The good TV doctor explained that fear is the body’s healthy response when in the presence of danger. Human beings are wired with a fight-or-flight response, an automatic adrenaline rush signaling when it might be a good time to head on out of Dodge.
An unhealthy response, he said, is one which is disproportionate to the danger present.
I thought about fear being a healthy, God-given response. If I am created to react in the presence of danger, then isn’t fear a gift given for my protection? Perhaps, I thought, it’s unrealistic for me to think about aspiring to fearlessness.

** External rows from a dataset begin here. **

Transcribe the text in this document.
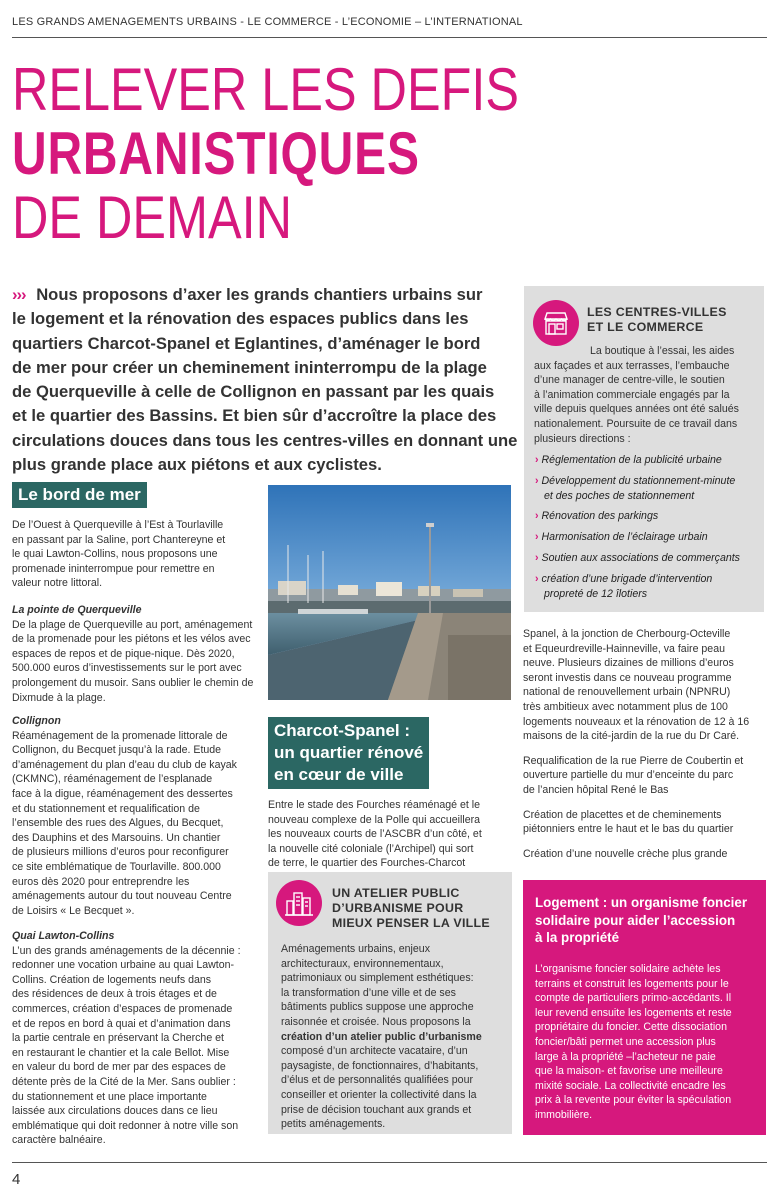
LES GRANDS AMENAGEMENTS URBAINS - LE COMMERCE - L’ECONOMIE – L’INTERNATIONAL
RELEVER LES DEFIS
URBANISTIQUES
DE DEMAIN

››› Nous proposons d’axer les grands chantiers urbains sur

le logement et la rénovation des espaces publics dans les

quartiers Charcot-Spanel et Eglantines, d’aménager le bord

de mer pour créer un cheminement ininterrompu de la plage

de Querqueville à celle de Collignon en passant par les quais

et le quartier des Bassins. Et bien sûr d’accroître la place des

circulations douces dans tous les centres-villes en donnant une

plus grande place aux piétons et aux cyclistes.

Le bord de mer

De l’Ouest à Querqueville à l’Est à Tourlaville

en passant par la Saline, port Chantereyne et

le quai Lawton-Collins, nous proposons une

promenade ininterrompue pour remettre en

valeur notre littoral.

La pointe de Querqueville

De la plage de Querqueville au port, aménagement

de la promenade pour les piétons et les vélos avec

espaces de repos et de pique-nique. Dès 2020,

500.000 euros d’investissements sur le port avec

prolongement du musoir. Sans oublier le chemin de

Dixmude à la plage.

Collignon

Réaménagement de la promenade littorale de

Collignon, du Becquet jusqu’à la rade. Etude

d’aménagement du plan d’eau du club de kayak

(CKMNC), réaménagement de l’esplanade

face à la digue, réaménagement des dessertes

et du stationnement et requalification de

l’ensemble des rues des Algues, du Becquet,

des Dauphins et des Marsouins. Un chantier

de plusieurs millions d’euros pour reconfigurer

ce site emblématique de Tourlaville. 800.000

euros dès 2020 pour entreprendre les

aménagements autour du tout nouveau Centre

de Loisirs « Le Becquet ».

Quai Lawton-Collins

L’un des grands aménagements de la décennie :

redonner une vocation urbaine au quai Lawton-

Collins. Création de logements neufs dans

des résidences de deux à trois étages et de

commerces, création d’espaces de promenade

et de repos en bord à quai et d’animation dans

la partie centrale en préservant la Cherche et

en restaurant le chantier et la cale Bellot. Mise

en valeur du bord de mer par des espaces de

détente près de la Cité de la Mer. Sans oublier :

du stationnement et une place importante

laissée aux circulations douces dans ce lieu

emblématique qui doit redonner à notre ville son

caractère balnéaire.

Charcot-Spanel :
un quartier rénové
en cœur de ville

Entre le stade des Fourches réaménagé et le

nouveau complexe de la Polle qui accueillera

les nouveaux courts de l’ASCBR d’un côté, et

la nouvelle cité coloniale (l’Archipel) qui sort

de terre, le quartier des Fourches-Charcot

UN ATELIER PUBLIC
D’URBANISME POUR
MIEUX PENSER LA VILLE

Aménagements urbains, enjeux

architecturaux, environnementaux,

patrimoniaux ou simplement esthétiques:

la transformation d’une ville et de ses

bâtiments publics suppose une approche

raisonnée et croisée. Nous proposons la

création d’un atelier public d’urbanisme

composé d’un architecte vacataire, d’un

paysagiste, de fonctionnaires, d’habitants,

d’élus et de personnalités qualifiées pour

conseiller et orienter la collectivité dans la

prise de décision touchant aux grands et

petits aménagements.

LES CENTRES-VILLES
ET LE COMMERCE

La boutique à l’essai, les aides

aux façades et aux terrasses, l’embauche

d’une manager de centre-ville, le soutien

à l’animation commerciale engagés par la

ville depuis quelques années ont été salués

nationalement. Poursuite de ce travail dans

plusieurs directions :

› Réglementation de la publicité urbaine
› Développement du stationnement-minute
et des poches de stationnement
› Rénovation des parkings
› Harmonisation de l’éclairage urbain
› Soutien aux associations de commerçants
› création d’une brigade d’intervention
propreté de 12 îlotiers

Spanel, à la jonction de Cherbourg-Octeville

et Equeurdreville-Hainneville, va faire peau

neuve. Plusieurs dizaines de millions d’euros

seront investis dans ce nouveau programme

national de renouvellement urbain (NPNRU)

très ambitieux avec notamment plus de 100

logements nouveaux et la rénovation de 12 à 16

maisons de la cité-jardin de la rue du Dr Caré.

Requalification de la rue Pierre de Coubertin et

ouverture partielle du mur d’enceinte du parc

de l’ancien hôpital René le Bas

Création de placettes et de cheminements

piétonniers entre le haut et le bas du quartier

Création d’une nouvelle crèche plus grande

Logement : un organisme foncier
solidaire pour aider l’accession
à la propriété

L’organisme foncier solidaire achète les

terrains et construit les logements pour le

compte de particuliers primo-accédants. Il

leur revend ensuite les logements et reste

propriétaire du foncier. Cette dissociation

foncier/bâti permet une accession plus

large à la propriété –l’acheteur ne paie

que la maison- et favorise une meilleure

mixité sociale. La collectivité encadre les

prix à la revente pour éviter la spéculation

immobilière.

4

Unless this instinctive response is a defect in the way I was originally designed. In the beginning there was nothing to fear.There was only God and everything he created, all of which was very good. And in God’s presence was perfect safety.
But that’s not the world I live in. Christ calls me to follow him through a world filled with very real dangers, toils, and snares. But he also promises to equip me for the adventure. He offers his perfect love which casts out fear. And he promises never to leave me or forsake me.
Christ asked his followers to do some things that sounded downright crazy. Trust him for daily bread. Lay down their lives. Jump out of a boat. He asked them, and he asks me, to live in this world; to engage it, risk getting my heart broken, and live dangerously.
I doubt I will ever become fearless in this life, but in God’s presence my fears can begin to assume their proper proportion. The danger of wind and wave, and the cares of this world, diminish in comparison to the one who bids me to follow. Fear reminds me that I need Him.